Ritual unik ini dilakukan ribuan warga di Desa Doko dalam Kirab Sesaji Gunungan Hasil Bumi yang dilakukan di desa mereka, Jumat 24 Oktober 2015. Berbeda dengan ritual penyerahan sesaji yang umum dilakukan masyarakat di berbagai daerah, warga Desa Doko justru mempersembahkan minuman keras merek mahal kepada leluhur. Minuman yang dituang ke dalam guci cantik itu diletakkan di atas pusara Prabu Anom yang dipercaya menjadi sesepuh desa.
Dipimpin tetua desa, warga berbondong-bondong mengusung hasil bumi untuk diarak menuju pusara Prabu Anom. Aneka makanan tradisional itu terdiri atas nasi tumpeng lengkap dengan lauk pauk, buah-buahan, dan palawija. Setelah diarak keliling desa, makanan itu diletakkan tepat di atas pusara Prabu Anom. Begitu pula dengan beberapa guci minuman keras dan air tape yang turut diletakkan di samping makanan sebagai sesembahan.
Usai melakukan doa, warga merangsek ke depan untuk berebut aneka makanan itu. Berhasil mendapatkan makanan dan menyantapnya adalah bentuk berkah yang diterima dari Sang Prabu. Meski saling sikut dan tendang, tak ada amarah dari warga yang memperebutkan makanan itu. Mereka pun juga tak serakah mengambil makanan terlalu banyak agar bisa dinikmati warga lainnya.
Mulyadi Wignyo, salah satu panitia kirab mengatakan tradisi ini sudah dilakukan turun temurun setiap bulan Suro. Warga di desanya meyakini akan mendapat petaka dan bencana jika tak melakukan ritual itu. Karena itu tanpa diminta mereka rela menyerahkan sebagian hasil buminya untuk sesembahan kepada Prabu Anom. “Termasuk minuman keras yang menjadi kesukaan Prabu Anom,” katanya.

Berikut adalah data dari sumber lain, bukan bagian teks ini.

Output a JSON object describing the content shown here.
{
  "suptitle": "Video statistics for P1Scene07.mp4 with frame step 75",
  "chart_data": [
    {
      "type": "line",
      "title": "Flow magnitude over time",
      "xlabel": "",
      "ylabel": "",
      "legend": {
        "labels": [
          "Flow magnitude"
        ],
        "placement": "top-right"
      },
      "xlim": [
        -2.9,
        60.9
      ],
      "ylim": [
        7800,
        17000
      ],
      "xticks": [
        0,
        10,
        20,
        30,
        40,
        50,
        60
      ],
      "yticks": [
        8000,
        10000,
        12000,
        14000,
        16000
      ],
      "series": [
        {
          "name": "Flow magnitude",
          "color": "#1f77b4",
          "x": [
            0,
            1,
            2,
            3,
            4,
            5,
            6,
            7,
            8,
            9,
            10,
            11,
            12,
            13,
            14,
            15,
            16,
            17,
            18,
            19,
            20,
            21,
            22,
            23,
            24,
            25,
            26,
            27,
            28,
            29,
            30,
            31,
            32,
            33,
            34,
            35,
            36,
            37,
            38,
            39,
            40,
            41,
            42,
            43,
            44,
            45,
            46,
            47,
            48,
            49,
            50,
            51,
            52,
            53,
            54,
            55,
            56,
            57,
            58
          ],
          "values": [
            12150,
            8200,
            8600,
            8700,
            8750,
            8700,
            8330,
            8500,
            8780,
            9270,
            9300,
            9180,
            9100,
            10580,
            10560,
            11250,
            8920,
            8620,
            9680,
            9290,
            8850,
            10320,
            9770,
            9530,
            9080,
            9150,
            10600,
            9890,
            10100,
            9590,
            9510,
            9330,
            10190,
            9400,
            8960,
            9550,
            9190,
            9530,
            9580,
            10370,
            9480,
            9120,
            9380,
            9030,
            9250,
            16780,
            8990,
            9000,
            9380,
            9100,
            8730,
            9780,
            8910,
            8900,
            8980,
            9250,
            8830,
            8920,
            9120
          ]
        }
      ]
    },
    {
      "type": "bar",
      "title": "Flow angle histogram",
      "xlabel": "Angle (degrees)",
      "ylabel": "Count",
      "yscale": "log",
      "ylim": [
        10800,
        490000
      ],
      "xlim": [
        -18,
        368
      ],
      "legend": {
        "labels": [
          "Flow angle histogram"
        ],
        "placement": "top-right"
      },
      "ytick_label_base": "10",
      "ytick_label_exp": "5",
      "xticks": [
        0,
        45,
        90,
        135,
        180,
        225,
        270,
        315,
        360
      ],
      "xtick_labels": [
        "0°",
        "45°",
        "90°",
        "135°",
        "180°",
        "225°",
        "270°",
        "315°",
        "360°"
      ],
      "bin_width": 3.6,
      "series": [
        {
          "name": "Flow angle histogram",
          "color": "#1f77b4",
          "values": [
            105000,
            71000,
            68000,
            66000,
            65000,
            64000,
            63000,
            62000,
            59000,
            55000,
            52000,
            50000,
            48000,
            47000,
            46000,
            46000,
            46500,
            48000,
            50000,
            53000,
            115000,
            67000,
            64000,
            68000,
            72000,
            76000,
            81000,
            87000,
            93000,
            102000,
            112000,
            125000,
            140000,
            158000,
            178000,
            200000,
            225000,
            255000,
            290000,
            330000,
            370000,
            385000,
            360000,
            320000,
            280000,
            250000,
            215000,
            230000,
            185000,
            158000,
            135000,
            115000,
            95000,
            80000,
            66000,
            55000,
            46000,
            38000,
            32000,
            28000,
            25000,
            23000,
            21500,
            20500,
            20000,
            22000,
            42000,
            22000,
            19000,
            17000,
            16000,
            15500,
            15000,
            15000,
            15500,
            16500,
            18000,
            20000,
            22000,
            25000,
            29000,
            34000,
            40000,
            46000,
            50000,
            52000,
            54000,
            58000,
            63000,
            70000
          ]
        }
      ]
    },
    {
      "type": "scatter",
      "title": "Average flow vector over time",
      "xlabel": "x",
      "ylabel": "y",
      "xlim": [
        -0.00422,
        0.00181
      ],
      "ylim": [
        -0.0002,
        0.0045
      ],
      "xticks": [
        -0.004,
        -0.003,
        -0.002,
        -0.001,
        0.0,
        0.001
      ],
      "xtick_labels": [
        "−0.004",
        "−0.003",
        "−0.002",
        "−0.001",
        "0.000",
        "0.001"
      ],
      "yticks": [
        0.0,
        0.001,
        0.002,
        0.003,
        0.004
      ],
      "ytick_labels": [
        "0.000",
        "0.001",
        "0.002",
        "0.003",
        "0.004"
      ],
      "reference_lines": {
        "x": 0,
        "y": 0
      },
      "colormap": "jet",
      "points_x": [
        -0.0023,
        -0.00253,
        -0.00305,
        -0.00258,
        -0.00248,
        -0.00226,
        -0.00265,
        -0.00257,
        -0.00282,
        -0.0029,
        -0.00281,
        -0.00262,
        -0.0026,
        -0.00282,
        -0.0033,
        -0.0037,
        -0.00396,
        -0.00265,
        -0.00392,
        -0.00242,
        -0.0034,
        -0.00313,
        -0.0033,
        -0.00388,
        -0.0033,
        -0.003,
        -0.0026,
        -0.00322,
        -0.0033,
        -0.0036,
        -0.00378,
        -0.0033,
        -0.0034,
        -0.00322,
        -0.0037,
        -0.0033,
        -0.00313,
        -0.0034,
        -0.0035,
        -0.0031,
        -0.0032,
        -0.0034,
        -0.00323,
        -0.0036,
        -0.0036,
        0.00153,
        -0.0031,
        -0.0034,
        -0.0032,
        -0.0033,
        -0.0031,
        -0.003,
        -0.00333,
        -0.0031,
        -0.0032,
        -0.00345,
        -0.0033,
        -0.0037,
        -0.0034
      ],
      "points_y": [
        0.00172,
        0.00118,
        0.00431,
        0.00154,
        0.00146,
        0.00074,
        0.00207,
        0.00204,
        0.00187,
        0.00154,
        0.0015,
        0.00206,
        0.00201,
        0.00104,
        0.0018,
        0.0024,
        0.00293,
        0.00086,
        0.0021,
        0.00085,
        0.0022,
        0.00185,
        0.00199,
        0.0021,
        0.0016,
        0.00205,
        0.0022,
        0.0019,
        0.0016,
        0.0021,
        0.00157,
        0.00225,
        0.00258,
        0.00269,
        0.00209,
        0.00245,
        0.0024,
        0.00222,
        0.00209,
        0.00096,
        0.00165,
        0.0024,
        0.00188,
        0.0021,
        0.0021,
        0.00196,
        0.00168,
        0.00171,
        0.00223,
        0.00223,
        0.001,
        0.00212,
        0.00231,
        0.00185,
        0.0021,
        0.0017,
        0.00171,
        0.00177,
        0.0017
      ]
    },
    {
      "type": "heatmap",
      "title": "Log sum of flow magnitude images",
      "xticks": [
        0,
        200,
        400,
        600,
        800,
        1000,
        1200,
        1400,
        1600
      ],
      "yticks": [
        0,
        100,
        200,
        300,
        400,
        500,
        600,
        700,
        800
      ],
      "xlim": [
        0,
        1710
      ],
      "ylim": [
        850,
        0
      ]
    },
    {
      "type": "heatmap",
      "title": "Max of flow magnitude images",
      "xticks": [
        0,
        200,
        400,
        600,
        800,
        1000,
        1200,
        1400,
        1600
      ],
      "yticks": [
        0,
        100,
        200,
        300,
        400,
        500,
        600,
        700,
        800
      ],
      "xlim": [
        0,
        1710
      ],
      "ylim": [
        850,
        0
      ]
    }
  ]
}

Sementara bagi warga yang mendapatkan makanan dari gunungan tumpeng yang sudah disajikan kepada Prabu Anom percaya akan mendapat berkah dan kesehatan. Karena itu mereka sangat menantikan sesi itu di setiap pelaksanaan ritual.
Sebagai penutup, prosesi tersebut diakhiri dengan menggelar tarian tayub, yang juga menjadi kesukaan Prabu Anom semasa hidup. Kesenian tradisional ini telah hidup sejak turun temurun dan terus dilestarikan meski belakangan mulai redup. “Tarian ini pada zaman dulu diramaikan dengan penonton pria yang mabuk,” kata Setiawan, salah satu warga.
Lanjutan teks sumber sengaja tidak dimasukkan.